A posteriori error control & adaptivity for Crank-Nicolson finite element approximations for the linear Schrödinger equation
This work provides rigorous error control and adaptivity for numerical simulations of Schrödinger equations, benefiting computational scientists studying quantum dynamics.
The authors derive optimal order a posteriori error estimates for Crank-Nicolson finite element approximations of linear Schrödinger equations, and develop an adaptive algorithm that reduces computational cost substantially while providing efficient error control, especially for small Planck constants.

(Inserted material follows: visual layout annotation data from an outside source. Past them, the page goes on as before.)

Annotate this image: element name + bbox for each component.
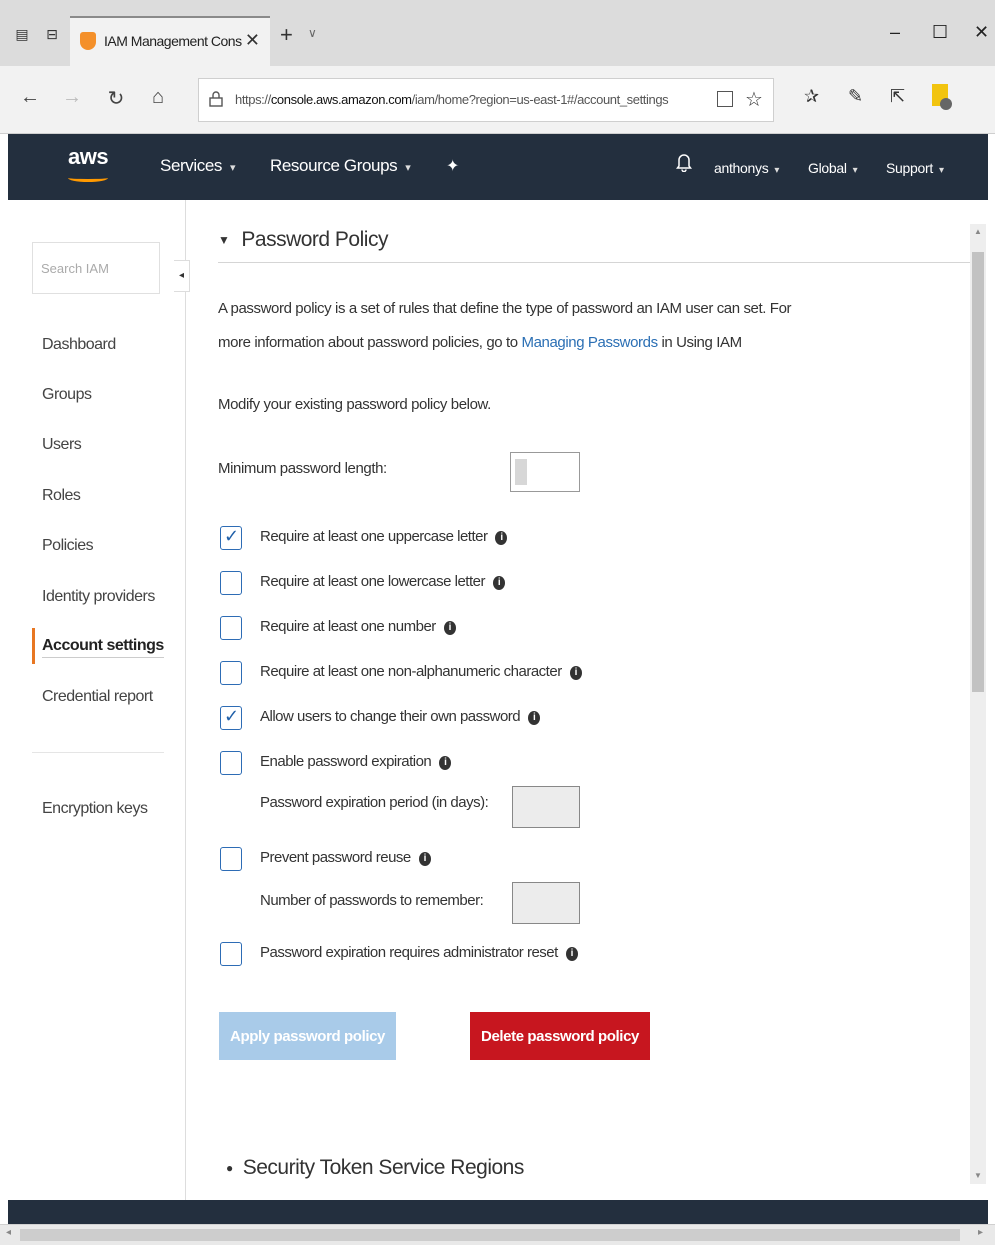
sidebar-item-credential-report[interactable]: Credential report bbox=[42, 688, 153, 706]
policy-description: A password policy is a set of rules that… bbox=[218, 300, 792, 351]
scroll-up-icon[interactable]: ▲ bbox=[970, 224, 986, 240]
scroll-down-icon[interactable]: ▼ bbox=[970, 1168, 986, 1184]
aws-logo[interactable]: aws bbox=[68, 144, 109, 170]
bell-icon[interactable] bbox=[676, 152, 692, 172]
uppercase-checkbox[interactable] bbox=[220, 526, 242, 550]
info-icon[interactable]: i bbox=[569, 666, 582, 680]
info-icon[interactable]: i bbox=[439, 756, 452, 770]
aws-logo-smile-icon bbox=[68, 174, 108, 182]
expiration-period-input[interactable] bbox=[512, 786, 580, 828]
extension-icon[interactable] bbox=[932, 84, 952, 110]
chevron-down-icon[interactable]: ∨ bbox=[308, 26, 317, 40]
aws-top-nav: aws Services ▾ Resource Groups ▾ ✦ anthony… bbox=[8, 134, 988, 200]
maximize-icon[interactable]: ☐ bbox=[932, 22, 948, 43]
tab-title: IAM Management Cons bbox=[104, 33, 242, 49]
allow-change-checkbox[interactable] bbox=[220, 706, 242, 730]
chevron-down-icon: ▾ bbox=[405, 162, 411, 174]
pin-icon[interactable]: ✦ bbox=[446, 156, 459, 176]
info-icon[interactable]: i bbox=[528, 711, 541, 725]
sidebar-item-policies[interactable]: Policies bbox=[42, 537, 94, 555]
non-alphanumeric-checkbox[interactable] bbox=[220, 661, 242, 685]
info-icon[interactable]: i bbox=[492, 576, 505, 590]
url-text: https://console.aws.amazon.com/iam/home?… bbox=[235, 92, 669, 107]
sidebar-item-account-settings[interactable]: Account settings bbox=[42, 637, 164, 658]
minimize-icon[interactable]: – bbox=[890, 22, 900, 43]
info-icon[interactable]: i bbox=[443, 621, 456, 635]
user-menu[interactable]: anthonys ▾ bbox=[714, 160, 779, 176]
admin-reset-checkbox[interactable] bbox=[220, 942, 242, 966]
prevent-reuse-checkbox[interactable] bbox=[220, 847, 242, 871]
close-window-icon[interactable]: ✕ bbox=[974, 22, 989, 43]
section-divider bbox=[218, 262, 970, 263]
chevron-down-icon: ▾ bbox=[938, 165, 944, 176]
lowercase-checkbox[interactable] bbox=[220, 571, 242, 595]
refresh-icon[interactable]: ↻ bbox=[104, 86, 128, 111]
services-menu[interactable]: Services ▾ bbox=[160, 156, 236, 176]
forward-icon[interactable]: → bbox=[60, 86, 84, 109]
support-menu[interactable]: Support ▾ bbox=[886, 160, 944, 176]
sidebar-item-encryption-keys[interactable]: Encryption keys bbox=[42, 800, 148, 818]
sts-regions-header[interactable]: ● Security Token Service Regions bbox=[226, 1156, 524, 1180]
share-icon[interactable]: ⇱ bbox=[890, 86, 905, 107]
caret-down-icon: ▼ bbox=[218, 233, 230, 248]
sidebar-item-users[interactable]: Users bbox=[42, 436, 82, 454]
lock-icon bbox=[209, 91, 223, 107]
min-length-stepper[interactable]: 6 bbox=[510, 452, 580, 492]
info-icon[interactable]: i bbox=[565, 947, 578, 961]
chevron-down-icon: ▾ bbox=[230, 162, 236, 174]
remember-count-input[interactable] bbox=[512, 882, 580, 924]
horizontal-scrollbar[interactable]: ◂ ▸ bbox=[0, 1224, 995, 1245]
chevron-down-icon: ▾ bbox=[852, 165, 858, 176]
sidebar-item-groups[interactable]: Groups bbox=[42, 386, 92, 404]
number-checkbox[interactable] bbox=[220, 616, 242, 640]
iam-sidebar: Search IAM ◂ Dashboard Groups Users Role… bbox=[8, 200, 190, 1200]
home-icon[interactable]: ⌂ bbox=[146, 86, 170, 109]
caret-right-icon: ● bbox=[226, 1161, 233, 1176]
info-icon[interactable]: i bbox=[495, 531, 508, 545]
scroll-left-icon[interactable]: ◂ bbox=[6, 1227, 11, 1238]
tab-close-icon[interactable]: ✕ bbox=[245, 30, 260, 51]
info-icon[interactable]: i bbox=[418, 852, 431, 866]
sidebar-item-dashboard[interactable]: Dashboard bbox=[42, 336, 116, 354]
sidebar-item-roles[interactable]: Roles bbox=[42, 487, 81, 505]
expiration-period-label: Password expiration period (in days): bbox=[260, 794, 489, 811]
set-tabs-aside-icon[interactable]: ⊟ bbox=[44, 26, 60, 42]
url-field[interactable]: https://console.aws.amazon.com/iam/home?… bbox=[198, 78, 774, 122]
main-content: ▼ Password Policy A password policy is a … bbox=[190, 200, 970, 1200]
back-icon[interactable]: ← bbox=[18, 86, 42, 109]
region-menu[interactable]: Global ▾ bbox=[808, 160, 858, 176]
browser-tab-strip: ▤ ⊟ IAM Management Cons ✕ + ∨ – ☐ ✕ bbox=[0, 0, 995, 66]
collapse-sidebar-icon[interactable]: ◂ bbox=[174, 260, 190, 292]
hscrollbar-thumb[interactable] bbox=[20, 1229, 960, 1241]
sidebar-item-identity-providers[interactable]: Identity providers bbox=[42, 588, 155, 606]
tab-preview-icon[interactable]: ▤ bbox=[14, 26, 30, 42]
active-indicator bbox=[32, 628, 35, 664]
remember-count-label: Number of passwords to remember: bbox=[260, 892, 484, 909]
vertical-scrollbar[interactable]: ▲ ▼ bbox=[970, 224, 986, 1184]
search-iam-input[interactable]: Search IAM bbox=[32, 242, 160, 294]
pen-icon[interactable]: ✎ bbox=[848, 86, 863, 107]
aws-favicon-icon bbox=[80, 32, 96, 50]
sidebar-divider bbox=[32, 752, 164, 753]
modify-instruction: Modify your existing password policy bel… bbox=[218, 396, 491, 413]
chevron-down-icon: ▾ bbox=[774, 165, 780, 176]
scroll-right-icon[interactable]: ▸ bbox=[978, 1227, 983, 1238]
resource-groups-menu[interactable]: Resource Groups ▾ bbox=[270, 156, 411, 176]
favorites-icon[interactable]: ✰ bbox=[804, 86, 819, 107]
browser-window: ▤ ⊟ IAM Management Cons ✕ + ∨ – ☐ ✕ ← → … bbox=[0, 0, 995, 1245]
password-policy-header[interactable]: ▼ Password Policy bbox=[218, 228, 388, 252]
aws-footer bbox=[8, 1200, 988, 1224]
spinner-icon[interactable] bbox=[515, 459, 527, 485]
scrollbar-thumb[interactable] bbox=[972, 252, 984, 692]
expiration-checkbox[interactable] bbox=[220, 751, 242, 775]
address-bar: ← → ↻ ⌂ https://console.aws.amazon.com/i… bbox=[0, 66, 995, 134]
apply-password-policy-button[interactable]: Apply password policy bbox=[219, 1012, 396, 1060]
reading-view-icon[interactable] bbox=[717, 91, 733, 107]
delete-password-policy-button[interactable]: Delete password policy bbox=[470, 1012, 650, 1060]
favorite-star-icon[interactable]: ☆ bbox=[745, 87, 763, 112]
managing-passwords-link[interactable]: Managing Passwords bbox=[521, 334, 658, 351]
new-tab-icon[interactable]: + bbox=[280, 22, 293, 48]
browser-tab[interactable]: IAM Management Cons ✕ bbox=[70, 16, 270, 66]
min-length-label: Minimum password length: bbox=[218, 460, 387, 477]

We derive optimal order a posteriori error estimates for fully discrete approximations of linear Schrödinger-type equations, in the $L^\infty(L^2)-$norm. For the discretization in time we use the Crank-Nicolson method, while for the space discretization we use finite element spaces that are allowed to change in time. The derivation of the estimators is based on a novel elliptic reconstruction that leads to estimates which reflect the physical properties of Schrödinger equations. The final estimates are obtained using energy techniques and residual-type estimators. Various numerical experiments for the one-dimensional linear Schrödinger equation in the semiclassical regime, verify and complement our theoretical results. The numerical implementations are performed with both uniform partitions and adaptivity in time and space. For adaptivity, we further develop and analyze an existing time-space adaptive algorithm to the cases of Schrödinger equations. The adaptive algorithm reduces the computational cost substantially and provides efficient error control for the solution and the observables of the problem, especially for small values of the Planck constant.